There is a difference between classroom knowledge and real world application – the kind of difference that exists between book worms and people with street smarts. A person can know charts and data, but it is applying that knowledge that becomes paramount.

He calls the mentality of some people on the mountain the “Safety paradox – where you inject a delusion of the absence of harm in an environment that is completely uncertain, where you are in a high-risk environment of likelihood and consequence – and they can’t equal zero in the equation of risk. The only way you can get to a certainty of safety is the avoidance of risk.”

Wylie said that information gathering is often regarded as an intellectual process: “But it is also emotional and spiritual. There’s another way of gathering information that has nothing to do with science – I think to divorce ourselves from that is a big mistake.”

He argues that living an event does not equal experience. Reflecting on events – metabolizing them, as he puts it, that is what allows for the expansion of knowledge, safety and understanding.
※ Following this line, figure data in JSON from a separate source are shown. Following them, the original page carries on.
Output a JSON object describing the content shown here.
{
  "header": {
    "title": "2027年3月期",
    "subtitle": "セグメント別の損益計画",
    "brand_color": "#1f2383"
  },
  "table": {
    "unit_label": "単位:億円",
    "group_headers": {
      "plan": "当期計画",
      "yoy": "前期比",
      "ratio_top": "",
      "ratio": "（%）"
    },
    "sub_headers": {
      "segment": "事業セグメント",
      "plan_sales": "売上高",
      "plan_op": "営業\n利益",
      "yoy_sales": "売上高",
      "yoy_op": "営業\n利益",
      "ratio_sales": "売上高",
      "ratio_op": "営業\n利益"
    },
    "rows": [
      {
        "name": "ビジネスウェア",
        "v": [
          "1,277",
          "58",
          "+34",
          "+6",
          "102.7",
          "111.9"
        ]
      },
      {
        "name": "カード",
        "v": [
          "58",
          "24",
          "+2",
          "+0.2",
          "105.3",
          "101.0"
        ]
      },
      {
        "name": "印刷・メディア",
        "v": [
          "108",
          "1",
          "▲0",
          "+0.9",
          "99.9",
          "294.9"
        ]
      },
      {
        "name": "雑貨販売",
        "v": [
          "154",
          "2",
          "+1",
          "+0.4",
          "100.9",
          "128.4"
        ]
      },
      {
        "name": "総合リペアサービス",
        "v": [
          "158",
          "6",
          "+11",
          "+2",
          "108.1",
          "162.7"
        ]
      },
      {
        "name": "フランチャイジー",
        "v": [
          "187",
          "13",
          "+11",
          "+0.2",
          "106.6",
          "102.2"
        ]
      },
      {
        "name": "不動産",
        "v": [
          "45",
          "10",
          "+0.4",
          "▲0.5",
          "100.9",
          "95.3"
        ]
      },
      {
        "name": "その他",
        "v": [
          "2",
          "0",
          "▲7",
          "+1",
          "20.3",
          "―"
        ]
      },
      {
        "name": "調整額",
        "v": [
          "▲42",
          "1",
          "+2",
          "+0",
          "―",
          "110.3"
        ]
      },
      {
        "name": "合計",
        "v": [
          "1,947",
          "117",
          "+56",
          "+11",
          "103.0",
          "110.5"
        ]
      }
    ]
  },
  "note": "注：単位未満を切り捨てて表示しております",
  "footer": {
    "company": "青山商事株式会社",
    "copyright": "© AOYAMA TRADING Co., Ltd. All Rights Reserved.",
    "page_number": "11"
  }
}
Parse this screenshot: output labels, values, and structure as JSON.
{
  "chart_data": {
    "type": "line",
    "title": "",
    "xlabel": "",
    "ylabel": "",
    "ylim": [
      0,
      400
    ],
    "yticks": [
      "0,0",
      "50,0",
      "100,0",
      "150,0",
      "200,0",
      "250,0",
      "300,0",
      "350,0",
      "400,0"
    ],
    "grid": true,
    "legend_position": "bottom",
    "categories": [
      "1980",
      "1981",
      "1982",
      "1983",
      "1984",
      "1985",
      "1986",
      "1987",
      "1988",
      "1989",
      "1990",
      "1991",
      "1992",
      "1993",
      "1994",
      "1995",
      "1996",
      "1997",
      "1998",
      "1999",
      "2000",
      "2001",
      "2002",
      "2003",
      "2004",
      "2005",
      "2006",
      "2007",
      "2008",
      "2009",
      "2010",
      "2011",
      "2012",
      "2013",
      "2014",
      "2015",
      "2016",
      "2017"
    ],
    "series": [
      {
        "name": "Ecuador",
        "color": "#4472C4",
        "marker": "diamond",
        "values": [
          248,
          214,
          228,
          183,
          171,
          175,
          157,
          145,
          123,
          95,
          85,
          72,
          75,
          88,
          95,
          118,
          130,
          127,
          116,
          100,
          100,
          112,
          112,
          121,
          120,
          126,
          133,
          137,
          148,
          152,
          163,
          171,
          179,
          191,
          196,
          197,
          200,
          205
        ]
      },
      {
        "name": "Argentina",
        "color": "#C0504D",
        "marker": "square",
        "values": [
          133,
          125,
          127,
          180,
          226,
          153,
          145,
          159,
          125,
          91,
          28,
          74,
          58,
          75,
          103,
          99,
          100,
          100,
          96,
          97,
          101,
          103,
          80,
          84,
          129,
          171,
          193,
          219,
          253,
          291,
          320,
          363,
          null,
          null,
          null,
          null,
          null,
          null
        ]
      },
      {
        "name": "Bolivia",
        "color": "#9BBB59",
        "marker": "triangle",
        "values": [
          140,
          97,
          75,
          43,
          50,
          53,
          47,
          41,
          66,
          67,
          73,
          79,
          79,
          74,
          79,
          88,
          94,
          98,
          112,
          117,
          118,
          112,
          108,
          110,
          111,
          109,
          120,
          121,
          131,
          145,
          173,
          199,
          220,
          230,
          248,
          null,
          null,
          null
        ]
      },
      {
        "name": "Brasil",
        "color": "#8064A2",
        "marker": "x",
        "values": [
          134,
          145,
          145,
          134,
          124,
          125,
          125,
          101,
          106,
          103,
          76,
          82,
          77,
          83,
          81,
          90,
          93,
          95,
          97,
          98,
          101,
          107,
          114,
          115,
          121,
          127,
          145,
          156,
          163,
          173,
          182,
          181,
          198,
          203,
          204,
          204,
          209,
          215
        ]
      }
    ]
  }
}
“We’re like a stone skipping along a pond and we are going so high speed we are skipping from one event to the next and never sink down into, ‘Why did I make that decision? Why did this happen? What was I missing today?’ So, we make this huge assumption that just because we are out there we are getting experience and that is not true,” he said. “I think it’s really important for people to take time to reflect. We think about the kind of technical lessons but that’s not what it’s about. It’s about the human lessons: ‘How am I showing up? What kind of feedback did my friends give me that I need to pay attention to?’ We are skipping all of that – not only with the adventure community but globally, we are missing something. I think human development is the answer.”

The extreme mountain film industry breeds a culture that encourages athletes to push the envelope, he said.

“I think that every accident that happens out there – we all play a role in creating a culture that glorifies that. About the movement skills, about the high risk… and there’s a huge opportunity to shift the game into ‘this is the arena where we actually learn to become adults and this is the arena where we kind of go through a process where we have a rite of passage.’ The conversation seems to be shifting. The new generation is curious about how we deepen this practice.”

Wylie has started teaching fiveweek courses on the mentality of backcountry adventure.

“One of the things that I teach is this series of choices: the choice between acceptance or denial and there is a whole bunch related to that: Do we accept or deny the avalanche forecast? Do we accept or deny that what we want to ski is out of condition? Do we accept or deny our partner and their risk tolerance? And it goes down the chain. Do we have the courage to turn back? Do we have the courage to speak up? Do we have the courage to look at the snowpack and what it is telling us? There’s a whole series of those that build on each other. They are really simple concepts that look at the avalanche problem in a really different way.”

He said people need to shift their intention. It needs to be about developing as a person. “If we start there, we are going to significantly drop our number of fatalities each season.”

The courage to communicate

“We need to ask ourselves the question: ‘I had this near miss and survived. Am I willing to watch somebody else make the same mistakes?’ And I’m not. I’m not willing to watch other people make the same mistakes I did. I at least want to give them the opportunity to choose,” Wylie said.